Michael’s M&A Playbook: 5 Tips for the Alignment of the Management Reporting System
After you acquire another company, it is crucial to start as soon as possible with the alignment of the reporting. This is sometimes difficult because reporting systems and types of management reporting can be very different between the companies. The integration begins with the accounting standards, continues with the reporting of actuals with a comparison and variance analysis to plans, and also includes forecasting and budgeting. Here are five tips and best practice examples from my M&A transactions to make the transition easier for you.

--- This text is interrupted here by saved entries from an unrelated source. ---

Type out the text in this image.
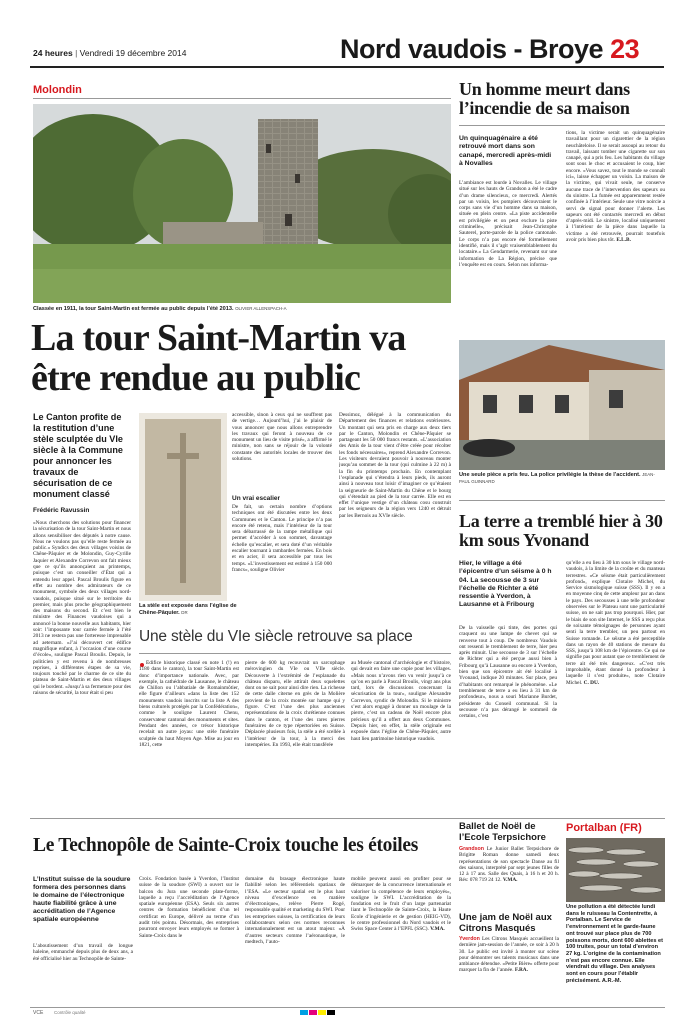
24 heures | Vendredi 19 décembre 2014	Nord vaudois - Broye 23
Molondin
Classée en 1911, la tour Saint-Martin est fermée au public depuis l’été 2013. OLIVIER ALLENSPACH-A
La tour Saint-Martin va être rendue au public
Le Canton profite de la restitution d’une stèle sculptée du VIe siècle à la Commune pour annoncer les travaux de sécurisation de ce monument classé
Frédéric Ravussin
«Nous cherchons des solutions pour financer la sécurisation de la tour Saint-Martin et nous allons sensibiliser des députés à notre cause. Nous ne voulons pas qu’elle reste fermée au public.» Syndics des deux villages voisins de Chêne-Pâquier et de Molondin, Guy-Cyrille Jaquier et Alexandre Correvon ont fait mieux que ce qu’ils annonçaient au printemps, puisque c’est un conseiller d’État qui a entendu leur appel. Pascal Broulis figure en effet au nombre des admirateurs de ce monument, symbole des deux villages nord-vaudois, puisque situé sur le territoire du premier, mais plus proche géographiquement des maisons du second. Et c’est bien le ministre des Finances vaudoises qui a annoncé la bonne nouvelle aux habitants, hier soir: l’imposante tour carrée fermée à l’été 2013 ne restera pas une forteresse imprenable ad aeternam. «J’ai découvert cet édifice magnifique enfant, à l’occasion d’une course d’école», souligne Pascal Broulis. Depuis, le politicien y est revenu à de nombreuses reprises, à différentes étapes de sa vie, toujours touché par le charme de ce site du plateau de Saint-Martin et des deux villages qui le bordent. «Jusqu’à sa fermeture pour des raisons de sécurité, la tour était si peu
La stèle est exposée dans l’église de Chêne-Pâquier. DR
accessible, sinon à ceux qui ne souffrent pas de vertige… Aujourd’hui, j’ai le plaisir de vous annoncer que nous allons entreprendre les travaux qui feront à nouveau de ce monument un lieu de visite prisé», a affirmé le ministre, non sans se réjouir de la volonté constante des autorités locales de trouver des solutions.
Un vrai escalier
De fait, un certain nombre d’options techniques ont été discutées entre les deux Communes et le Canton. Le principe n’a pas encore été retenu, mais l’intérieur de la tour sera débarrassé de la rampe métallique qui permet d’accéder à son sommet, davantage échelle qu’escalier, et sera doté d’un véritable escalier tournant à rambardes fermées. En bois et en acier, il sera accessible par tous les temps. «L’investissement est estimé à 150 000 francs», souligne Olivier
Dessimoz, délégué à la communication du Département des finances et relations extérieures. Un montant qui sera pris en charge aux deux tiers par le Canton, Molondin et Chêne-Pâquier se partageant les 50 000 francs restants. «L’association des Amis de la tour vient d’être créée pour récolter les fonds nécessaires», reprend Alexandre Correvon. Les visiteurs devraient pouvoir à nouveau monter jusqu’au sommet de la tour (qui culmine à 22 m) à la fin du printemps prochain. En contemplant l’esplanade qui s’étendra à leurs pieds, ils auront ainsi à nouveau tout loisir d’imaginer ce qu’étaient la seigneurie de Saint-Martin du Chêne et le bourg qui s’étendait au pied de la tour carrée. Elle est en effet l’unique vestige d’un château cosu construit par les seigneurs de la région vers 1240 et détruit par les Bernois au XVIe siècle.
Une stèle du VIe siècle retrouve sa place
Édifice historique classé en note 1 (!) en 1180 dans le canton), la tour Saint-Martin est donc d’importance nationale. Avec, par exemple, la cathédrale de Lausanne, le château de Chillon ou l’abbatiale de Romainmôtier, elle figure d’ailleurs «dans la liste des 152 monuments vaudois inscrits sur la liste A des biens culturels protégés par la Confédération», comme le souligne Laurent Chenu, conservateur cantonal des monuments et sites. Pendant des années, ce trésor historique recelait un autre joyau: une stèle funéraire sculptée du haut Moyen Age. Mise au jour en 1821, cette
pierre de 600 kg recouvrait un sarcophage mérovingien du VIe ou VIIe siècle. Découverte à l’extrémité de l’esplanade du château disparu, elle attirait deux squelettes dont on ne sait pour ainsi dire rien. La richesse de cette dalle citerne en grès de la Molière provient de la croix montée sur hampe qui y figure. C’est l’une des plus anciennes représentations de la croix chrétienne connues dans le canton, et l’une des rares pierres funéraires de ce type répertoriées en Suisse. Déplacée plusieurs fois, la stèle a été scellée à l’intérieur de la tour, à la merci des intempéries. En 1993, elle était transférée
au Musée cantonal d’archéologie et d’histoire, qui devait en faire une copie pour les villages. «Mais nous n’avons rien vu venir jusqu’à ce qu’on en parle à Pascal Broulis, vingt ans plus tard, lors de discussions concernant la sécurisation de la tour», souligne Alexandre Correvon, syndic de Molondin. Si le ministre s’est alors engagé à donner un moulage de la pierre, c’est un cadeau de Noël encore plus précieux qu’il a offert aux deux Communes. Depuis hier, en effet, la stèle originale est exposée dans l’église de Chêne-Pâquier, autre haut lieu patrimoine historique vaudois.
Un homme meurt dans l’incendie de sa maison
Un quinquagénaire a été retrouvé mort dans son canapé, mercredi après-midi à Novalles
L’ambiance est lourde à Novalles. Le village situé sur les hauts de Grandson a été le cadre d’un drame silencieux, ce mercredi. Alertés par un voisin, les pompiers découvraient le corps sans vie d’un homme dans sa maison, située en plein centre. «La piste accidentelle est privilégiée et on peut exclure la piste criminelle», précisait Jean-Christophe Sauterel, porte-parole de la police cantonale. Le corps n’a pas encore été formellement identifié, mais il s’agit vraisemblablement du locataire.» La Gendarmerie, revenant sur une information de La Région, précise que l’enquête est en cours. Selon nos informa-
tions, la victime serait un quinquagénaire travaillant pour un cigarettier de la région neuchâteloise. Il se serait assoupi au retour du travail, laissant tomber une cigarette sur son canapé, qui a pris feu. Les habitants du village sont sous le choc et accusaient le coup, hier encore. «Vous savez, tout le monde se connaît ici», laisse échapper un voisin. La maison de la victime, qui vivait seule, ne conserve aucune trace de l’intervention des sapeurs ou du sinistre. La fumée est apparemment restée confinée à l’intérieur. Seule une vitre noircie a servi de signal pour donner l’alerte. Les sapeurs ont été contactés mercredi en début d’après-midi. Le sinistre, localisé uniquement à l’intérieur de la pièce dans laquelle la victime a été retrouvée, pourrait toutefois avoir pris bien plus tôt. E.L.B.
Une seule pièce a pris feu. La police privilégie la thèse de l’accident. JEAN-PAUL GUINNARD
La terre a tremblé hier à 30 km sous Yvonand
Hier, le village a été l’épicentre d’un séisme à 0 h 04. La secousse de 3 sur l’échelle de Richter a été ressentie à Yverdon, à Lausanne et à Fribourg
De la vaisselle qui tinte, des portes qui craquent ou une lampe de chevet qui se renverse tout à coup. De nombreux Vaudois ont ressenti le tremblement de terre, hier peu après minuit. Une secousse de 3 sur l’échelle de Richter qui a été perçue aussi bien à Fribourg qu’à Lausanne ou encore à Yverdon, bien que son épicentre ait été localisé à Yvonand, indique 20 minutes. Sur place, peu d’habitants ont remarqué le phénomène. «Le tremblement de terre a eu lieu à 31 km de profondeur», nous a souri Marianne Burdet, présidente du Conseil communal. Si la secousse n’a pas dérangé le sommeil de certains, c’est
qu’elle a eu lieu à 30 km sous le village nord-vaudois, à la limite de la croûte et du manteau terrestres. «Ce séisme était particulièrement profond», explique Clotaire Michel, du Service sismologique suisse (SSS). Il y en a en moyenne cinq de cette ampleur par an dans le pays. Des secousses à une telle profondeur observées sur le Plateau sont une particularité suisse, on ne sait pas trop pourquoi. Hier, par le biais de son site Internet, le SSS a reçu plus de soixante témoignages de personnes ayant senti la terre trembler, un peu partout en Suisse romande. Le séisme a été perceptible dans un rayon de 40 stations de mesure du SSS, jusqu’à 108 km de l’épicentre. Ce qui ne signifie pas pour autant que ce tremblement de terre ait été très dangereux. «C’est très improbable, étant donné la profondeur à laquelle il s’est produite», note Clotaire Michel. C. DU.
Ballet de Noël de l’Ecole Terpsichore
Grandson Le Junior Ballet Terpsichore de Brigitte Roman donne samedi deux représentations de son spectacle Danse au fil des saisons, interprété par sept jeunes filles de 12 à 17 ans. Salle des Quais, à 16 h et 20 h. Rés: 078 719 24 12. V.MA.
Une jam de Noël aux Citrons Masqués
Yverdon Les Citrons Masqués accueillent la dernière jam-session de l’année, ce soir à 20 h 30. Le public est invité à monter sur scène pour démontrer ses talents musicaux dans une ambiance détendue. «Petite Bière» offerte pour marquer la fin de l’année. F.RA.
Portalban (FR)
Une pollution a été détectée lundi dans le ruisseau la Contentrette, à Portalban. Le Service de l’environnement et le garde-faune ont trouvé sur place plus de 700 poissons morts, dont 600 ablettes et 100 truites, pour un total d’environ 27 kg. L’origine de la contamination n’est pas encore connue. Elle viendrait du village. Des analyses sont en cours pour l’établir précisément. A.R.-M.
Le Technopôle de Sainte-Croix touche les étoiles
L’Institut suisse de la soudure formera des personnes dans le domaine de l’électronique haute fiabilité grâce à une accréditation de l’Agence spatiale européenne
L’aboutissement d’un travail de longue haleine, emmanché depuis plus de deux ans, a été officialisé hier au Technopôle de Sainte-
Croix. Fondation basée à Yverdon, l’Institut suisse de la soudure (SWI) a ouvert sur le balcon du Jura une seconde plate-forme, laquelle a reçu l’accréditation de l’Agence spatiale européenne (ESA). Seuls six autres centres de formation bénéficient d’un tel certificat en Europe, délivré au terme d’un audit très pointu. Désormais, des entreprises pourront envoyer leurs employés se former à Sainte-Croix dans le
domaine du brasage électronique haute fiabilité selon les référentiels spatiaux de l’ESA. «Le secteur spatial est le plus haut niveau d’excellence en matière d’électronique», relève Pierre Rogé, responsable qualité et marketing du SWI. Pour les entreprises suisses, la certification de leurs collaborateurs selon ces normes reconnues internationalement est un atout majeur. «À d’autres secteurs comme l’aéronautique, le medtech, l’auto-
mobile peuvent aussi en profiter pour se démarquer de la concurrence internationale et valoriser la compétence de leurs employés», souligne le SWI. L’accréditation de la fondation est le fruit d’un large partenariat liant le Technopôle de Sainte-Croix, la Haute Ecole d’ingénierie et de gestion (HEIG-VD), le centre professionnel du Nord vaudois et le Swiss Space Center à l’EPFL (SSC). V.MA.
VCE Contrôle qualité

Tips for Better Management Reporting in the Post-Merger Phase
Define the timing of the IT integration. The sooner you can roll out the ERP software and other tools, the easier the integration of accounting, reporting, and planning processes. That said, it may not be necessary to do this immediately. For example, if you intend to run the acquired company at the beginning separately and then integrate it, it gives you more time to set up the IT integration. I have seen this approach especially in M&A transactions where the goal is to expand the product and solution portfolio (and the tools and processes are very different in the target company).
Align significant accounting policies. This is an absolute must to be compliant from an accounting perspective. Focus on the big topics at the beginning and address smaller issues later. Remember, you need to be "materially" OK and not with every dollar. I recommend that you analyze already during the due diligence phase where your accounting policies differ. The balance sheet is full of estimates, so ensure you understand the allowance for bad debt, inventory valuations, useful lives for non-current assets, discount rates for future liabilities, etc. You need this information for the business case, the opening balance sheet, the purchase price allocation, and negotiations of the working capital adjustment. Use external accounting firms to help you with that task.
Set up templates to integrate management reporting. The rollout of the IT systems takes some time, but you need to ensure that you can start with your management reporting from the beginning. To achieve this, you can already develop integration templates during the due diligence phase that will allow you to include the information from the acquired company. Ensure that you have a good combination of financial, operational, and strategic indicators as well as leading (predictive) and lagging (historical) metrics.
Include operational key performance indicators (KPIs) and value drivers from the target company. These KPIs will help you better understand the leading (predictive) indicators of the business. If the target is in the same or similar industry, you want to use operational KPIs from your company. If you expand your portfolio, they may differ, but make sure you use the same KPIs for the due diligence, business case, and then later in the post-merger phase. Otherwise, you will have problems comparing your results. Value drivers are more strategic than operational (tactical) KPIs and help you with long-term and value-based planning.
Align the reporting calendars and focus on critical reports. Get details about the target's reporting calendar during the due diligence phase. If you have already optimized your monthly closing and reporting calendar, it may be challenging for the target company to follow this schedule. For example, reducing the accounting close by a few days may take a couple of months. Having the accounting results later most likely also means that the information for the management report comes later. A solution is to introduce a two-step management report: You start with the regular reporting and add the target's information later in the month. Also, don't try to solve all reporting issues right at the beginning. Define a clear path for all reports, but make sure that you prioritize. First, start with the financial reporting of the income statement, balance sheet, and cash flow. Then continue with the management reporting that includes a variance analysis of actuals to forecasts and budgets. Include other critical tactical and strategic KPIs.
Start with the Basics
From my experience, companies want to solve too many topics right at the beginning of the integration. A more realistic and successful approach is to develop a well-defined integration plan that follows priorities. For the management reporting system, align first the financial reporting (i.e., income statement, balance sheet, and cash flow) and management reporting (i.e., financial and operational KPIs with a variance analysis to plans). The rest can follow later. For business case updates, read my tips here. There are other things that you can do, but those tips will make your reporting integration easier.